How To Make Your Virtual Discussions Engaging, Effective, And Equitable In Eight Steps
There are people who love interacting with is youmetalks real large groups. In fact, they thrive in online social environments and look forward to lively debates. Then there are those who need more personal interactions. The thing to remember is that people who enjoy bigger online groups will still be productive in smaller groups. But introverted online learners are less likely to participate in open forums. As a result, you should create smaller online groups based on the eLearning topic, course, goals or online learner interests.
Boosting the signal of a peer’s question or comment, perhaps with additional thoughts, provides students with additional opportunities for meaningful participation. It also encourages them to practice embedding their thoughts and questions in a larger context, a key skill for research and research-based communication. Virtual discussions also might feel more “managed” than what we’re accustomed to in the physical classroom, but these discussions also need more explicit direction.
Follow-up Questions
By requiring live video, however, we are asking to insert ourselves into potentially private spaces. If a student feels self-conscious about their visible surroundings, they may feel less comfortable contributing to the discussion. Video may also overload a student’s bandwidth if their equipment and connection are not ideal.
- The variety of three different roles keeps things fresh.
- For example, a short paragraph response to the prompt you included in the blog post.
- Give positive feedback to one another, use light humour, avoid comments that could be taken as insulting, use first names, respond promptly to each other, and offer assistance.
Engage In Continuous Improvement
This same forum can be used later during the course for students to post messages of interest that may not be directly related to the weekly class discussions. Your job as the instructor will be to provide insight into weekly discussions. This is your opportunity to share your expertise in the field. There are several strategies you can employ when posting in the weekly discussion as an instructor to ignite a lively dialogue in your virtual classroom.
Once you have your question written, you’ll need to find texts that all speak to the question, and the more variety, the better! A novel study, art, TED Talks, poetry, and nonfiction are all texts that students can read and interpret ahead of time and then bring into the seminar discussion when it’s time. To develop a seminar, Amanda from Mud and Ink Teaching recommends starting with an Essential Question. Essential Questions are questions that guide units of study and illicit genuine curiosity and further inquiry from students (check out this blog post for a head start or her course to learn more!). In face-to-face instruction, these team packs are a great way to foster collaborative discussion. Simply print one question on a piece of paper and insert it into a team pack.

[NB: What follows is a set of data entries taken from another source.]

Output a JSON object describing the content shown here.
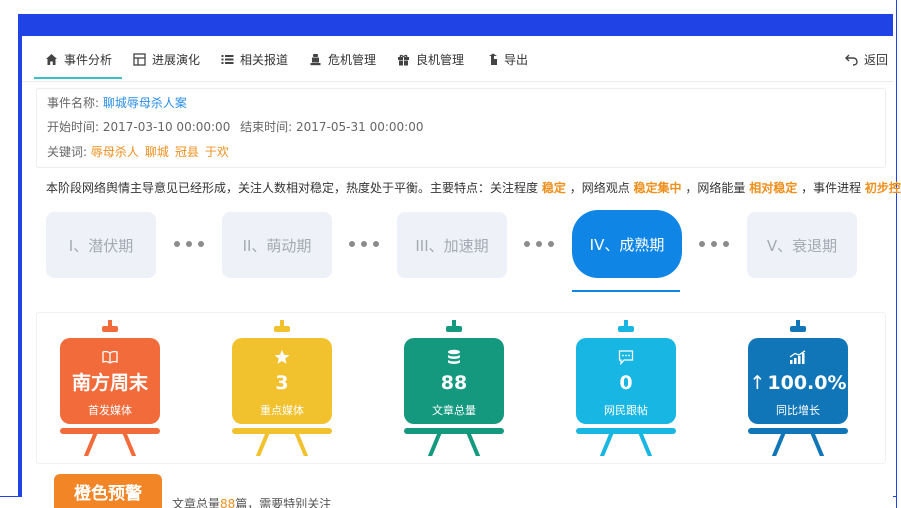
{
  "tabs": [
    {
      "label": "事件分析",
      "icon": "home-icon"
    },
    {
      "label": "进展演化",
      "icon": "timeline-icon"
    },
    {
      "label": "相关报道",
      "icon": "list-icon"
    },
    {
      "label": "危机管理",
      "icon": "alarm-icon"
    },
    {
      "label": "良机管理",
      "icon": "gift-icon"
    },
    {
      "label": "导出",
      "icon": "export-icon"
    }
  ],
  "back_label": "返回",
  "info": {
    "name_label": "事件名称:",
    "name_value": "聊城辱母杀人案",
    "start_label": "开始时间:",
    "start_value": "2017-03-10 00:00:00",
    "end_label": "结束时间:",
    "end_value": "2017-05-31 00:00:00",
    "keywords_label": "关键词:",
    "keywords": [
      "辱母杀人",
      "聊城",
      "冠县",
      "于欢"
    ]
  },
  "summary": {
    "intro": "本阶段网络舆情主导意见已经形成，关注人数相对稳定，热度处于平衡。主要特点：关注程度",
    "attention": "稳定",
    "sep1": "，网络观点",
    "opinion": "稳定集中",
    "sep2": "，网络能量",
    "energy": "相对稳定",
    "sep3": "，事件进程",
    "process": "初步控制"
  },
  "stages": [
    "I、潜伏期",
    "II、萌动期",
    "III、加速期",
    "IV、成熟期",
    "V、衰退期"
  ],
  "active_stage": "IV、成熟期",
  "stats": [
    {
      "value": "南方周末",
      "label": "首发媒体",
      "color": "#f26b3a",
      "icon": "book-icon"
    },
    {
      "value": "3",
      "label": "重点媒体",
      "color": "#f2c12e",
      "icon": "star-icon"
    },
    {
      "value": "88",
      "label": "文章总量",
      "color": "#14997f",
      "icon": "database-icon"
    },
    {
      "value": "0",
      "label": "网民跟帖",
      "color": "#17b6e3",
      "icon": "comment-icon"
    },
    {
      "value": "100.0%",
      "label": "同比增长",
      "color": "#1176b8",
      "icon": "chart-icon"
    }
  ],
  "warning": {
    "label": "橙色预警",
    "text_before": "文章总量",
    "count": "88",
    "text_after": "篇，需要特别关注"
  },
  "colors": {
    "frame": "#1f43e5",
    "active_tab_line": "#38c0c6",
    "active_stage": "#0f86e6",
    "highlight": "#ef8f1c",
    "link": "#2a8ee8"
  }
}
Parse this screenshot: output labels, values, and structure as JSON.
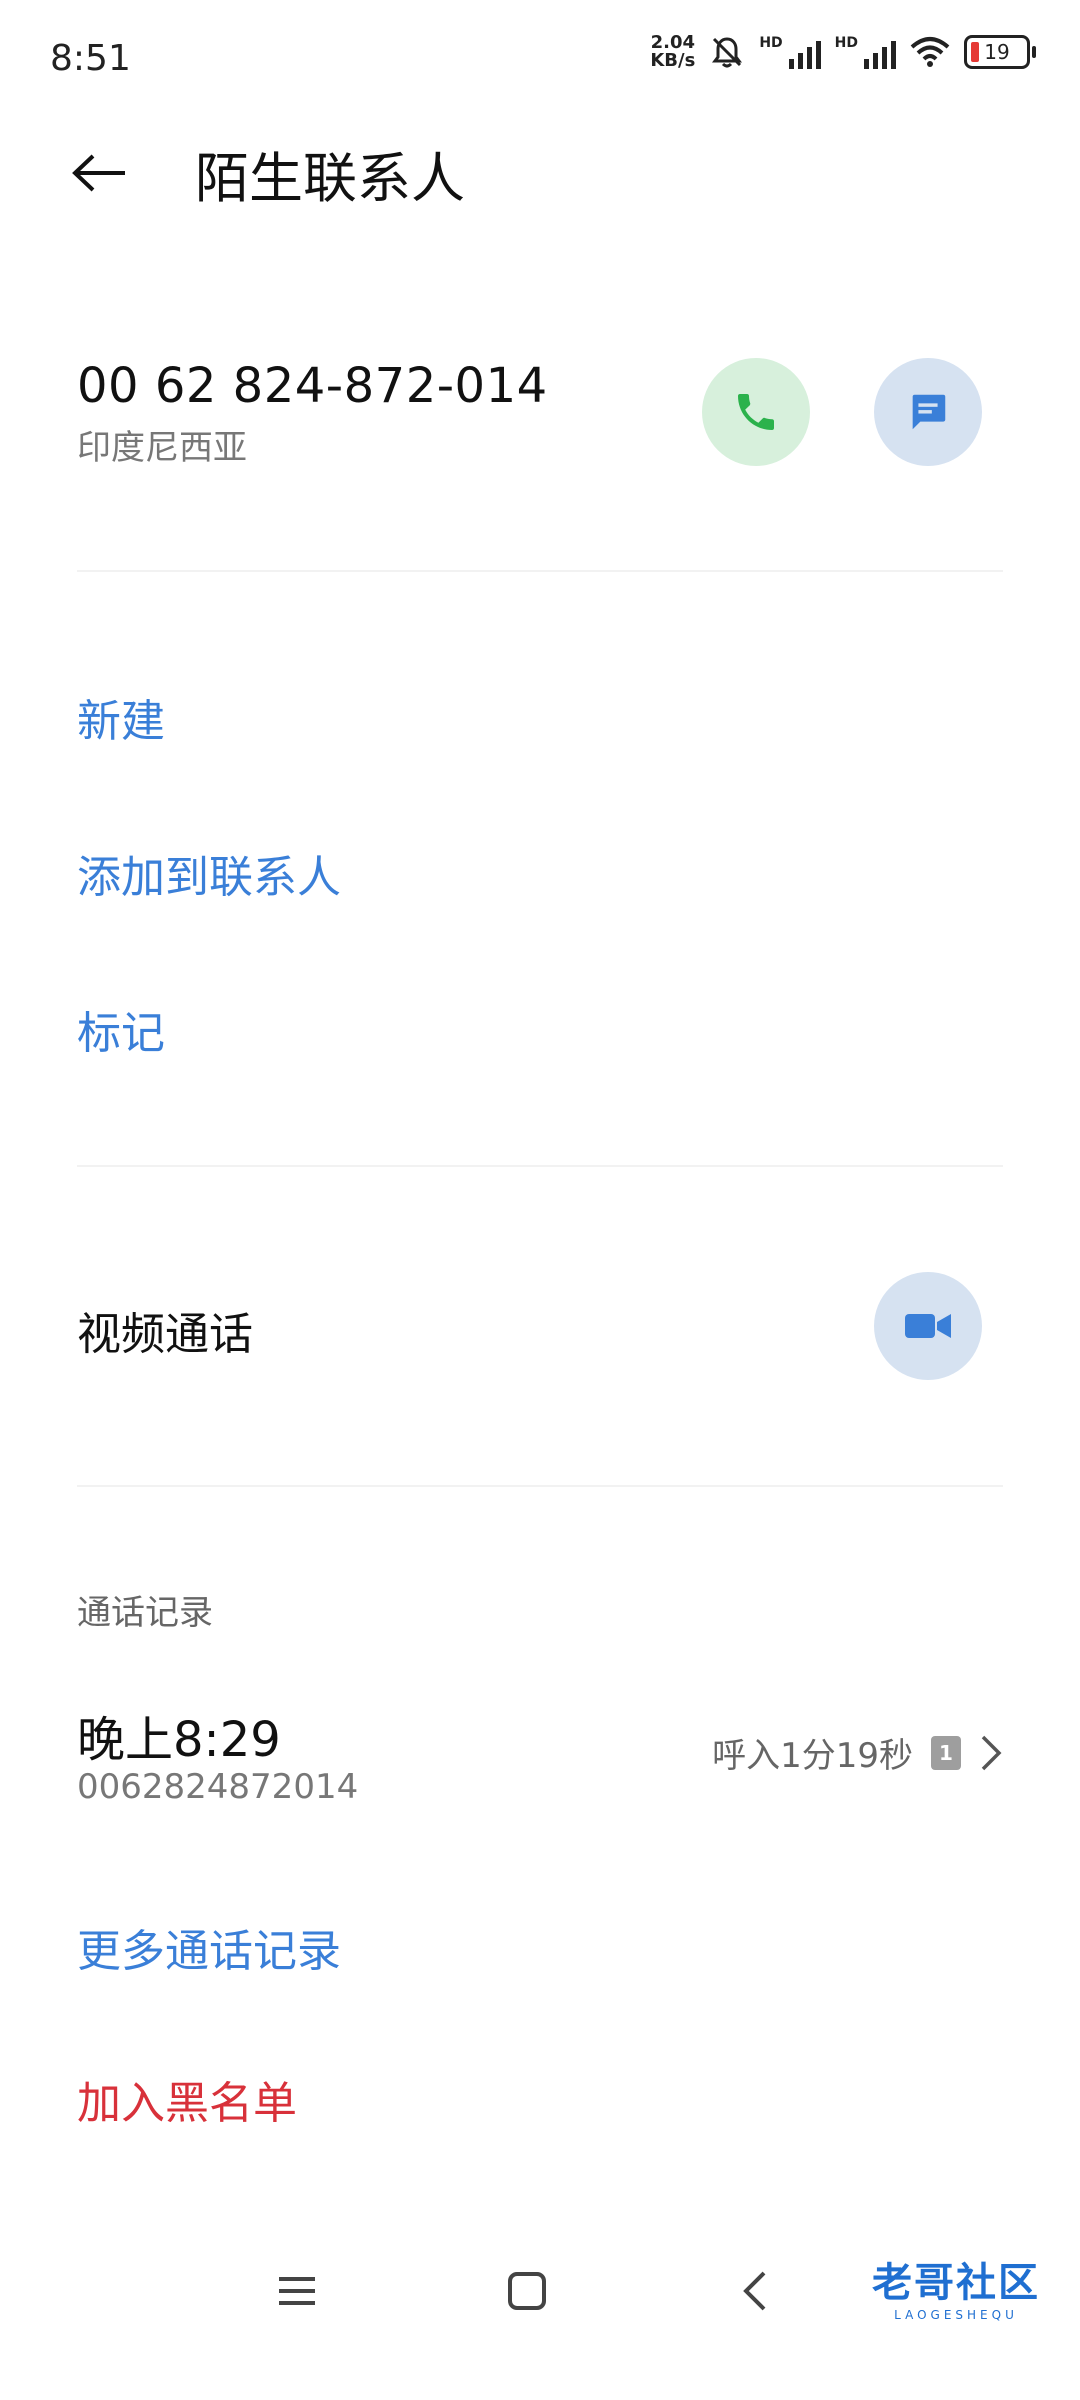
{
  "status_bar": {
    "time": "8:51",
    "net_speed_value": "2.04",
    "net_speed_unit": "KB/s",
    "hd_label_1": "HD",
    "hd_label_2": "HD",
    "battery_level": "19"
  },
  "header": {
    "title": "陌生联系人"
  },
  "contact": {
    "number": "00 62 824-872-014",
    "region": "印度尼西亚"
  },
  "actions": {
    "new": "新建",
    "add_to_contacts": "添加到联系人",
    "mark": "标记"
  },
  "video": {
    "label": "视频通话"
  },
  "call_log": {
    "section_label": "通话记录",
    "entry": {
      "time": "晚上8:29",
      "number": "0062824872014",
      "detail": "呼入1分19秒",
      "sim": "1"
    },
    "more": "更多通话记录"
  },
  "blacklist": "加入黑名单",
  "watermark": {
    "text": "老哥社区",
    "sub": "LAOGESHEQU"
  },
  "colors": {
    "accent": "#3a7fd8",
    "danger": "#d8313a",
    "call_green": "#2bb24c"
  }
}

Use Small Groups And Breakout Rooms To Engage Students In Collaborative Learning
Start free and build your first interactive module in an afternoon. A biweekly Q&A session or monthly workshop gives students a reason to show up and a face to connect with. It doesn’t need to be a full lecture — minutes of answering questions and facilitating discussion is enough. Our data shows courses with assessments and exercises achieve 51% completion versus 44% for courses without them. Our data shows the sweet spot is students, which hits 65.8% completion — higher than both smaller groups (where community dynamics don’t fully develop) and larger ones (where individual accountability dilutes). If you’re running your first interactive course, a group of 15 is plenty.